Het ligt niet in mijn bedoeling zulke middelen te bekomen. Maar de vraag of ik dat zou doen is wel een serieuze vraag voor mij. Ongeveer twee jaar geleden werd vastgesteld dat ik aan ALS lijd, zij het een zeldzame variant die normaal gesproken langzamer voortschrijdt dan de meest voorkomende vormen.
Mijn benen zijn al zo goed als van geen nut meer en ik breng veertien uur per dag in een elektrische rolstoel door. Ik moet geholpen worden om in en uit bed te komen en om naar het toilet te gaan. Onlangs nog constateerde ik toenemende zwakte in mijn rechterarm – een teken van wat komen gaat, aangezien al mijn willekeurige spieren het zullen opgeven.

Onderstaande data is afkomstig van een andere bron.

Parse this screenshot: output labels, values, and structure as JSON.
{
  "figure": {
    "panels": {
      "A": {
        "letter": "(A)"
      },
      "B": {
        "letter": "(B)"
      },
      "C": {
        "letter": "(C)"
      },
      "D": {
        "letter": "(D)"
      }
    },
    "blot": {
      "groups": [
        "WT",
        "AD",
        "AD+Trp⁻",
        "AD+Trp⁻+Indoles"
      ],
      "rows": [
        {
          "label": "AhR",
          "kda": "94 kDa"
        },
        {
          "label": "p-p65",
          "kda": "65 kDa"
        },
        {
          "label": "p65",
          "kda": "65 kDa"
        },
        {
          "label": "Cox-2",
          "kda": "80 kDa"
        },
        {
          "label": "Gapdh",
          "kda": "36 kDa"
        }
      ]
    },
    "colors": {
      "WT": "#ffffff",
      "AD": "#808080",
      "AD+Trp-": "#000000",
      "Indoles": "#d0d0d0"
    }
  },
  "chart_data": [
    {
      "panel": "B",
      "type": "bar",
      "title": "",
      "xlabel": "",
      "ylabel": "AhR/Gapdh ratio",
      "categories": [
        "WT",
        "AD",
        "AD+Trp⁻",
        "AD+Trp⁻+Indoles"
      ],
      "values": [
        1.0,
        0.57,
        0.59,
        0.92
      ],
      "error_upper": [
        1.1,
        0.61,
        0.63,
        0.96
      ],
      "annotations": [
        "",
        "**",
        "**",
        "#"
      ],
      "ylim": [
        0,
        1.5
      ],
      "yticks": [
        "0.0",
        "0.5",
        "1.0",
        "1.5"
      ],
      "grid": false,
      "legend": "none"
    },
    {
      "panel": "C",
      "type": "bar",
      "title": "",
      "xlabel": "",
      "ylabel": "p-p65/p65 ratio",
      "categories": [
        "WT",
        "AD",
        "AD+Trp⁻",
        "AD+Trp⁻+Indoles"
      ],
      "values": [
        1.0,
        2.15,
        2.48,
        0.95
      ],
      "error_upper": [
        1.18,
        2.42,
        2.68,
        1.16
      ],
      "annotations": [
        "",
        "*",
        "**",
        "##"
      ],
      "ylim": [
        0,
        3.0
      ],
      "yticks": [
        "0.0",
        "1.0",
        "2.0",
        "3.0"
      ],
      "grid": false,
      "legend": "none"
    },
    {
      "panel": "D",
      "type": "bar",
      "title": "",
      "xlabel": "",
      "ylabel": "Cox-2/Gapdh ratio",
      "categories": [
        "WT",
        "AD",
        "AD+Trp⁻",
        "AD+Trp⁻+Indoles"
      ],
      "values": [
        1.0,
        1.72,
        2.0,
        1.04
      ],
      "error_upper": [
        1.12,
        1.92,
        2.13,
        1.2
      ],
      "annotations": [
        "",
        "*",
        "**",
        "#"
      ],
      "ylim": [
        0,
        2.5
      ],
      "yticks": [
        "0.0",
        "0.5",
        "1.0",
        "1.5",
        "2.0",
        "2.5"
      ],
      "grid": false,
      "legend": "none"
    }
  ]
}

Op dit ogenblik is het mijn vast besluit om binnen deze al aardig omvangrijke beperkingen zo volledig mogelijk te leven. Ik geef een cursus aan de University of Divinity in Melbourne en sta aan het hoofd van een van de faculteiten van deze universiteit. Ik vier de eucharistie op meerdere ochtenden in de week en op zondag in een parochie op veertig kilometer hier vandaan. Ik ga naar voetbalwedstrijden, concerten in de stad en tentoonstellingen in het Nationaal Museum van Victoria. Ik bezoek cafés waar goede koffie geserveerd wordt. Ik doe het grootste deel van de voedselinkopen voor mijn kleine communauteit.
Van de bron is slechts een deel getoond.